ChimChimChiroo · 16/01/2026 20:28

Does anyone find it totally inappropriate for a patient to obtain a Consultant or other medical professionals email and email them without prior consent?

What do you think about recording consultations- it seems very common now?

OP posts:
boundarysponge · 16/01/2026 20:29

It’s pretty easy to guess an email. Patient is unlikely to get an answer unless email contact has been previously agreed.

mindutopia · 16/01/2026 20:35

It’s fine. 🤷🏻‍♀️ I mean, personally it’s more expedient to go through consultant’s secretaries because they do a lot of the behind the scenes making things happen and can triage the enquiry so it gets handled by the appropriate person (who may not be the consultant). But I email my consultant (via his secretary) all the time. It’s much more helpful because I can explain exactly what’s going on, which attaches right to my record and I can send photos. I saw my consultant yesterday and he thanked me for doing so because it meant he could pick up an issue and get it dealt with.

Recording has long been a done thing because some people struggle cognitively to process lots of technical information, especially if they have no family support at the consultation. Not something I personally do, but fine as long as you ask permission. I have had consultants audio record consultations themselves for transcription into my record.

ChimChimChiroo · 16/01/2026 20:58

I felt it was always considered a total NO NO to email and pretty rude and the general consensus at work is its a NO. Just wondered what everyone thought.

I dont mind the recording. Many colleagues still say NO … that is IF they are asked. You can often tell someone is secretly recording. It used to be occasionally now its very frequent.

times have changed!

ty for commenting

OP posts:
Gnarab24 · 16/01/2026 23:07

Emailing- without prior agreement? No.
Recording a consultation- policy is that it’s allowed. Only an issue if patient uses to recording for anything other than personal use. Recording appointments for transcription onto EPR is quite different IMO, means the clinician can focus on patient rather than trying to type and listen, not everyone can touch type.

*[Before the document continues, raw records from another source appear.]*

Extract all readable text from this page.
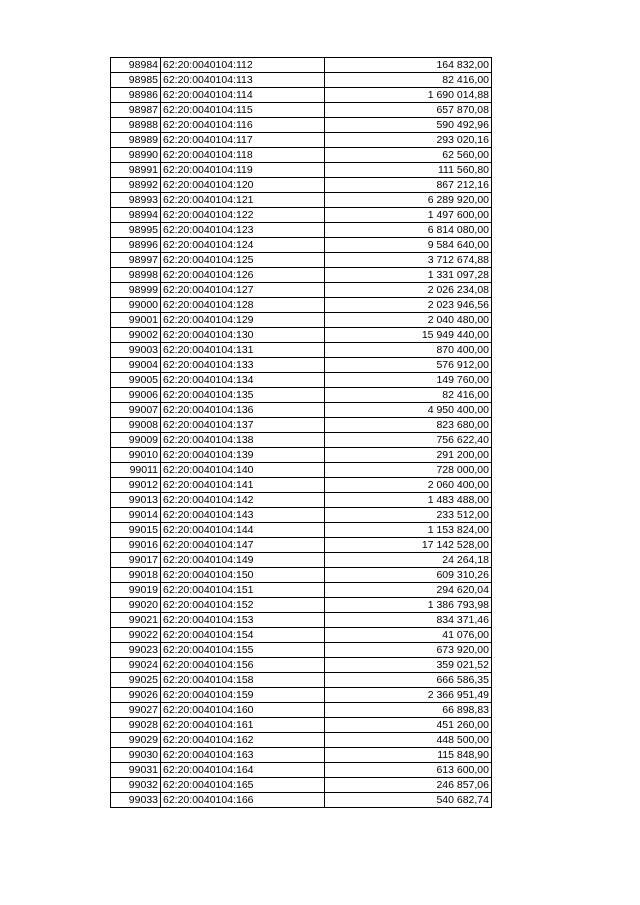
98984	62:20:0040104:112	164 832,00
98985	62:20:0040104:113	82 416,00
98986	62:20:0040104:114	1 690 014,88
98987	62:20:0040104:115	657 870,08
98988	62:20:0040104:116	590 492,96
98989	62:20:0040104:117	293 020,16
98990	62:20:0040104:118	62 560,00
98991	62:20:0040104:119	111 560,80
98992	62:20:0040104:120	867 212,16
98993	62:20:0040104:121	6 289 920,00
98994	62:20:0040104:122	1 497 600,00
98995	62:20:0040104:123	6 814 080,00
98996	62:20:0040104:124	9 584 640,00
98997	62:20:0040104:125	3 712 674,88
98998	62:20:0040104:126	1 331 097,28
98999	62:20:0040104:127	2 026 234,08
99000	62:20:0040104:128	2 023 946,56
99001	62:20:0040104:129	2 040 480,00
99002	62:20:0040104:130	15 949 440,00
99003	62:20:0040104:131	870 400,00
99004	62:20:0040104:133	576 912,00
99005	62:20:0040104:134	149 760,00
99006	62:20:0040104:135	82 416,00
99007	62:20:0040104:136	4 950 400,00
99008	62:20:0040104:137	823 680,00
99009	62:20:0040104:138	756 622,40
99010	62:20:0040104:139	291 200,00
99011	62:20:0040104:140	728 000,00
99012	62:20:0040104:141	2 060 400,00
99013	62:20:0040104:142	1 483 488,00
99014	62:20:0040104:143	233 512,00
99015	62:20:0040104:144	1 153 824,00
99016	62:20:0040104:147	17 142 528,00
99017	62:20:0040104:149	24 264,18
99018	62:20:0040104:150	609 310,26
99019	62:20:0040104:151	294 620,04
99020	62:20:0040104:152	1 386 793,98
99021	62:20:0040104:153	834 371,46
99022	62:20:0040104:154	41 076,00
99023	62:20:0040104:155	673 920,00
99024	62:20:0040104:156	359 021,52
99025	62:20:0040104:158	666 586,35
99026	62:20:0040104:159	2 366 951,49
99027	62:20:0040104:160	66 898,83
99028	62:20:0040104:161	451 260,00
99029	62:20:0040104:162	448 500,00
99030	62:20:0040104:163	115 848,90
99031	62:20:0040104:164	613 600,00
99032	62:20:0040104:165	246 857,06
99033	62:20:0040104:166	540 682,74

AnnaMagnani · 16/01/2026 23:23

I don't mind recording. Just saying you are happy with it generally eases the atmosphere straight away.

Emailing - an absolute no. Yes a lot of nhs emails are very very guessable. However in most jobs now emails go to a pooled team or secretary email to prevent urgent emails being ignored for days while the recipient is off work. And to protect recipients from being harrassed by frequent emails.

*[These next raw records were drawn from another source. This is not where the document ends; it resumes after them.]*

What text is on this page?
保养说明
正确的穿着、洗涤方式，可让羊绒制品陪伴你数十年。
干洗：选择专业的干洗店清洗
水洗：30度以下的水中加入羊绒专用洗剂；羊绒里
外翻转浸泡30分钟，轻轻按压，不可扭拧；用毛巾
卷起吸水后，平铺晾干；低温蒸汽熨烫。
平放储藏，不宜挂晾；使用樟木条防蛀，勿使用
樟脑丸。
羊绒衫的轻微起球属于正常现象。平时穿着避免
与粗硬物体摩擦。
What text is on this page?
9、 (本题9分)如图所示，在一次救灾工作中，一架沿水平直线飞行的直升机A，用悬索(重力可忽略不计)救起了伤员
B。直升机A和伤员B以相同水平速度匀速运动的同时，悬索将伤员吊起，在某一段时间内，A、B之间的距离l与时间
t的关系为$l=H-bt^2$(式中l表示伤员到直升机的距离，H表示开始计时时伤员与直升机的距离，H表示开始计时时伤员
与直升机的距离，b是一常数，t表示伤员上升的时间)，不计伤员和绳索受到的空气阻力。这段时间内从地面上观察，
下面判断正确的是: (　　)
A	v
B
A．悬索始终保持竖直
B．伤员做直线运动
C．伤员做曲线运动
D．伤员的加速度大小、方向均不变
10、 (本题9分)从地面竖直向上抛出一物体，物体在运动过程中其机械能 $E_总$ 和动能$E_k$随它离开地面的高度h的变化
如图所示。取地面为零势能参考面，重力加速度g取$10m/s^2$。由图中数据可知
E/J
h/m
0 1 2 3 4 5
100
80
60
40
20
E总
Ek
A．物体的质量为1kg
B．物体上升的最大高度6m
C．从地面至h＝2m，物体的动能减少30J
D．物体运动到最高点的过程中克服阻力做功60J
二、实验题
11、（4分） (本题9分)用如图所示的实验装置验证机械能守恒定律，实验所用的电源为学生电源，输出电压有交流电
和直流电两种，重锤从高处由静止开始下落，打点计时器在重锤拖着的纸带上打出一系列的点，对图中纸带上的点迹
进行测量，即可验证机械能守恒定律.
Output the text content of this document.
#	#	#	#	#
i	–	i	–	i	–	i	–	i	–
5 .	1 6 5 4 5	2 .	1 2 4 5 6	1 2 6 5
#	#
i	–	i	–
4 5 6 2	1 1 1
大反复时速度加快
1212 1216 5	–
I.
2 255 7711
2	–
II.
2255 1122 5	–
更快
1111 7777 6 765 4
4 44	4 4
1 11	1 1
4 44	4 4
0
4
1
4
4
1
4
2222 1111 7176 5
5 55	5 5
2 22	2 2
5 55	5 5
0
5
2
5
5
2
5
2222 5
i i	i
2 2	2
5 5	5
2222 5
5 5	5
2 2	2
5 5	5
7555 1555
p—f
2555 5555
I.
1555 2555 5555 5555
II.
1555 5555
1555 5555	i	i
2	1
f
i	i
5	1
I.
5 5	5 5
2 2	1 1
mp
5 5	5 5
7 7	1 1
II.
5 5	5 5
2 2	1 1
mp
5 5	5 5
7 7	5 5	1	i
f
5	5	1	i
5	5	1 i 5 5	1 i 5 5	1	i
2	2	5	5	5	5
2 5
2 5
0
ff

We don't give out personal mobile numbers for the same reason - everything goes to a team phone. Back in the day when we did give them out someone came back to work after a few weeks and found a voicemail from a critically ill patient asking for urgent assessment which had just sat in their voicemail.

LighthouseLED · 16/01/2026 23:30

I think it’s rude on the consultant’s part if there isn’t some kind of email given out to the patient, doesn’t have to be a personal email; could be a team or secretary’s email.

I don’t think it’s any more rude to email a consultant than any other professional. They’re doctors, not gods.